Scientists from the University of Science and Technology of China (USTC) reported fundamental advances in quantum communications and quantum computing in three papers published on arXiv.org on June 28 and 29.
In one, researchers used nanometer-sized semiconductors called quantum dots to transmit single photons over 300 kilometers of fiber. This result was more than 100 times better than all previous attempts.
In another, scientists improved their photonic quantum computer from 76 detected photons to 113, which significantly increased its “quantum advantage.” It shows how much faster it is than traditional computers at one specific task.

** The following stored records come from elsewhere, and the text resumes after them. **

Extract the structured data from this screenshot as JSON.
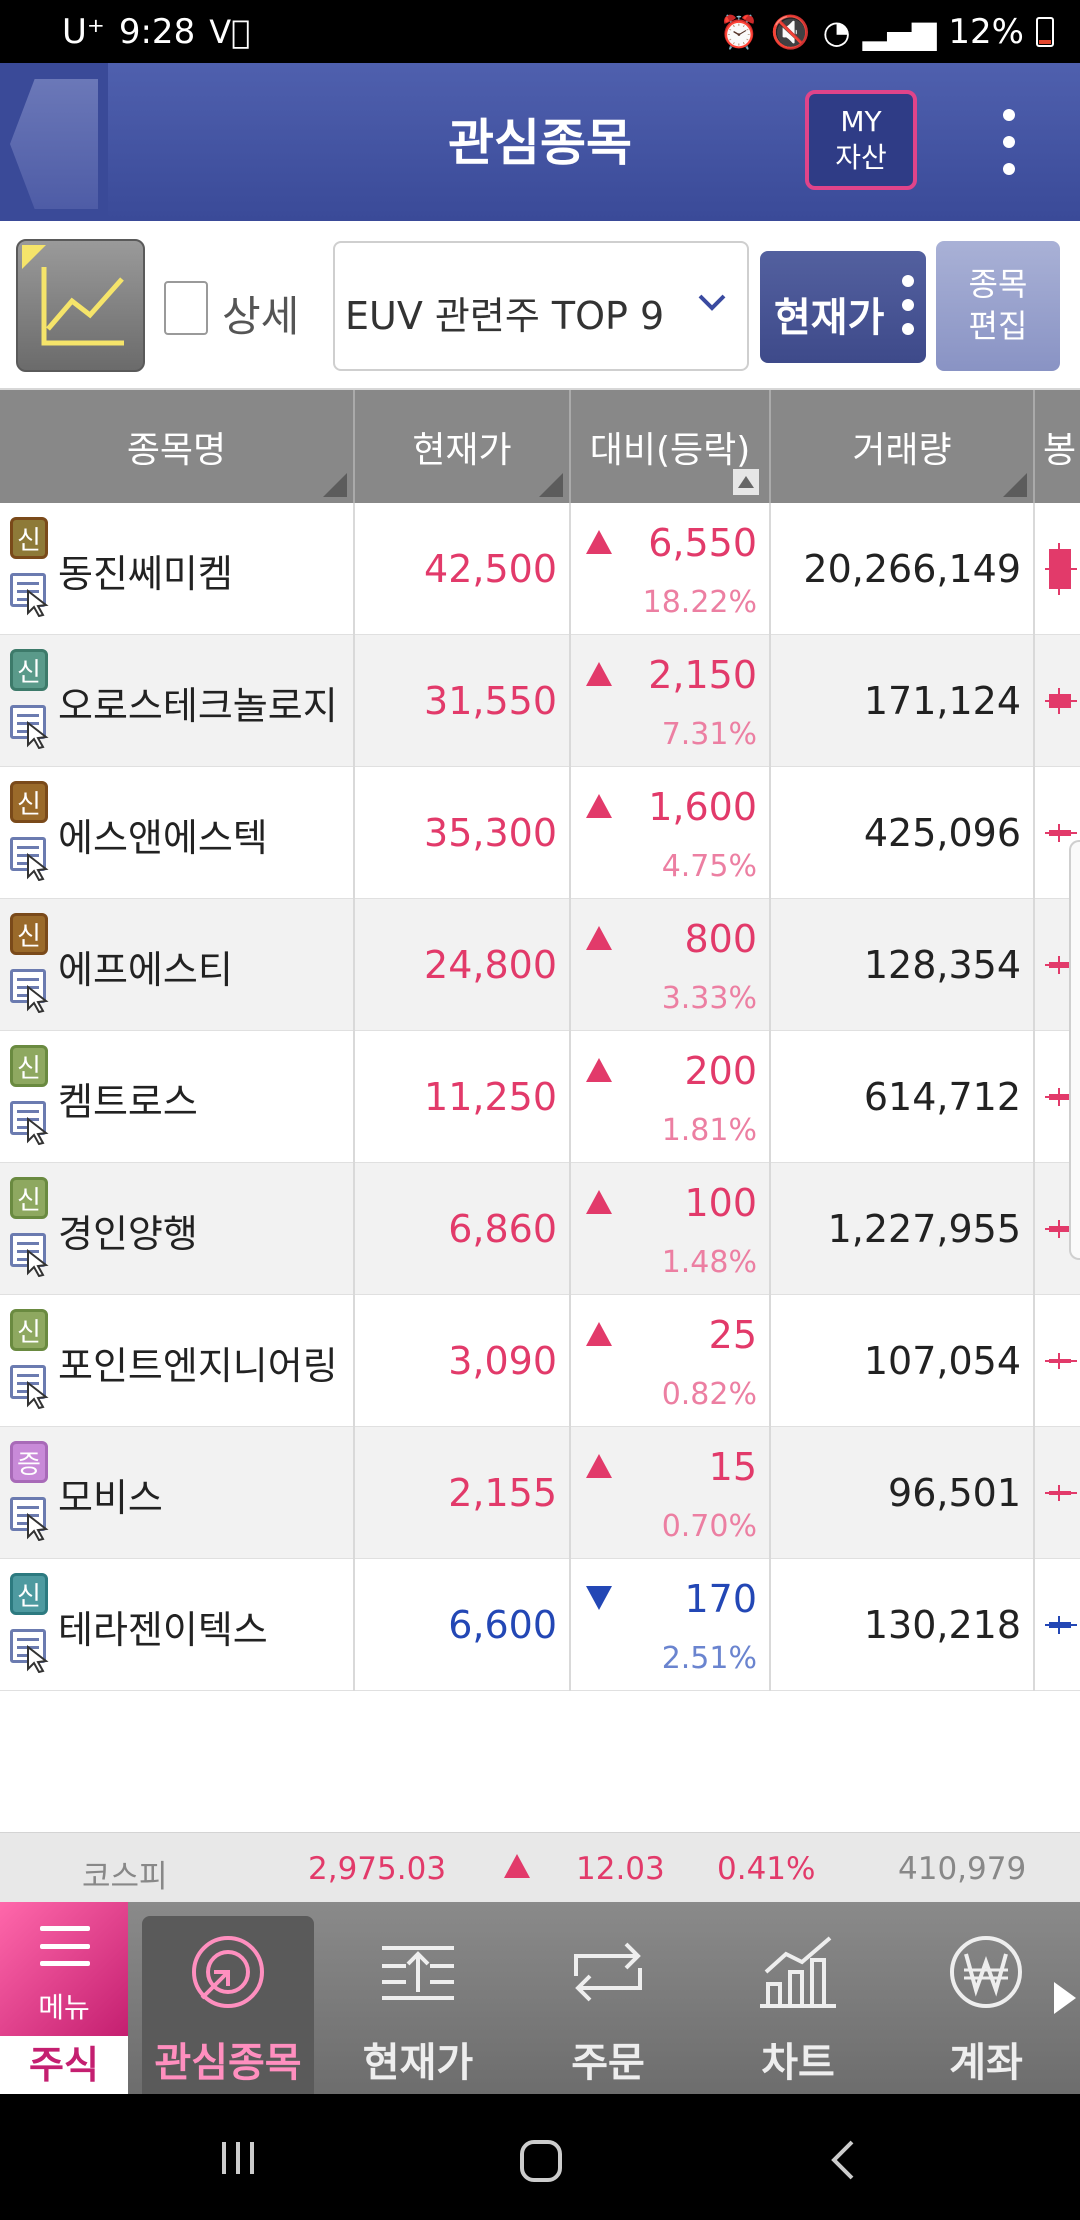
{
  "status_bar": {
    "carrier": "U⁺",
    "time": "9:28",
    "battery": "12%"
  },
  "header": {
    "title": "관심종목",
    "my_asset_line1": "MY",
    "my_asset_line2": "자산"
  },
  "toolbar": {
    "detail_label": "상세",
    "group_name": "EUV 관련주 TOP 9",
    "price_button": "현재가",
    "edit_line1": "종목",
    "edit_line2": "편집"
  },
  "table": {
    "columns": [
      "종목명",
      "현재가",
      "대비(등락)",
      "거래량",
      "봉"
    ],
    "rows": [
      {
        "badge": "신",
        "name": "동진쎄미켐",
        "price": "42,500",
        "change": "6,550",
        "pct": "18.22%",
        "volume": "20,266,149",
        "dir": "up"
      },
      {
        "badge": "신",
        "name": "오로스테크놀로지",
        "price": "31,550",
        "change": "2,150",
        "pct": "7.31%",
        "volume": "171,124",
        "dir": "up"
      },
      {
        "badge": "신",
        "name": "에스앤에스텍",
        "price": "35,300",
        "change": "1,600",
        "pct": "4.75%",
        "volume": "425,096",
        "dir": "up"
      },
      {
        "badge": "신",
        "name": "에프에스티",
        "price": "24,800",
        "change": "800",
        "pct": "3.33%",
        "volume": "128,354",
        "dir": "up"
      },
      {
        "badge": "신",
        "name": "켐트로스",
        "price": "11,250",
        "change": "200",
        "pct": "1.81%",
        "volume": "614,712",
        "dir": "up"
      },
      {
        "badge": "신",
        "name": "경인양행",
        "price": "6,860",
        "change": "100",
        "pct": "1.48%",
        "volume": "1,227,955",
        "dir": "up"
      },
      {
        "badge": "신",
        "name": "포인트엔지니어링",
        "price": "3,090",
        "change": "25",
        "pct": "0.82%",
        "volume": "107,054",
        "dir": "up"
      },
      {
        "badge": "증",
        "name": "모비스",
        "price": "2,155",
        "change": "15",
        "pct": "0.70%",
        "volume": "96,501",
        "dir": "up"
      },
      {
        "badge": "신",
        "name": "테라젠이텍스",
        "price": "6,600",
        "change": "170",
        "pct": "2.51%",
        "volume": "130,218",
        "dir": "down"
      }
    ]
  },
  "index_bar": {
    "name": "코스피",
    "value": "2,975.03",
    "change": "12.03",
    "pct": "0.41%",
    "volume": "410,979"
  },
  "bottom_nav": {
    "menu_label": "메뉴",
    "stock_label": "주식",
    "items": [
      "관심종목",
      "현재가",
      "주문",
      "차트",
      "계좌"
    ]
  },
  "colors": {
    "up": "#e23a6a",
    "down": "#2347b5",
    "header": "#4553a3",
    "accent": "#e0448a"
  }
}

The third paper presented the Zu Chongzhi quantum computer, consisting of 66 superconducting qubits. It used 56 of them to solve a particular problem, which exceeded the computational speed achieved by 53-qubit computers applied by Google Sycamore and set a performance record in 2019 .
Otorbaev explains this year begins implementing China’s 14th Five-Year Plan, which sets goals and strategies for the country’s economic development until 2025. The plan resulted from joint action with the government’s official political advisory body, the Chinese People’s Political Consultative Conference (CPPCC).
As part of this document, by the end of the 14th Five-Year Plan, it is planned to develop quantum computers with more than a few hundred qubits.
There have been few other outstanding results in the field of quantum computing. In one example, a Chinese startup has announced plans to sell a quantum desktop computer for less than $5,000. The new handheld device is part of the SpinQ line and will be designed even for schools and colleges. Shenzhen SpinQ Technology will manufacture it.
Unprecedented competition is unfolding in this area. Сhina is leading the way with a quantum program worth at least $10 billion over the next five years, of which $3 billion will go into quantum computing. The current situation is reminiscent of what had developed in 1957 when the U.S. similarly launched an unprecedented development program for its space program in the wake of panic over a small Soviet satellite called Sputnik. Will Americans be able to repeat their leap for quantum advantage this time?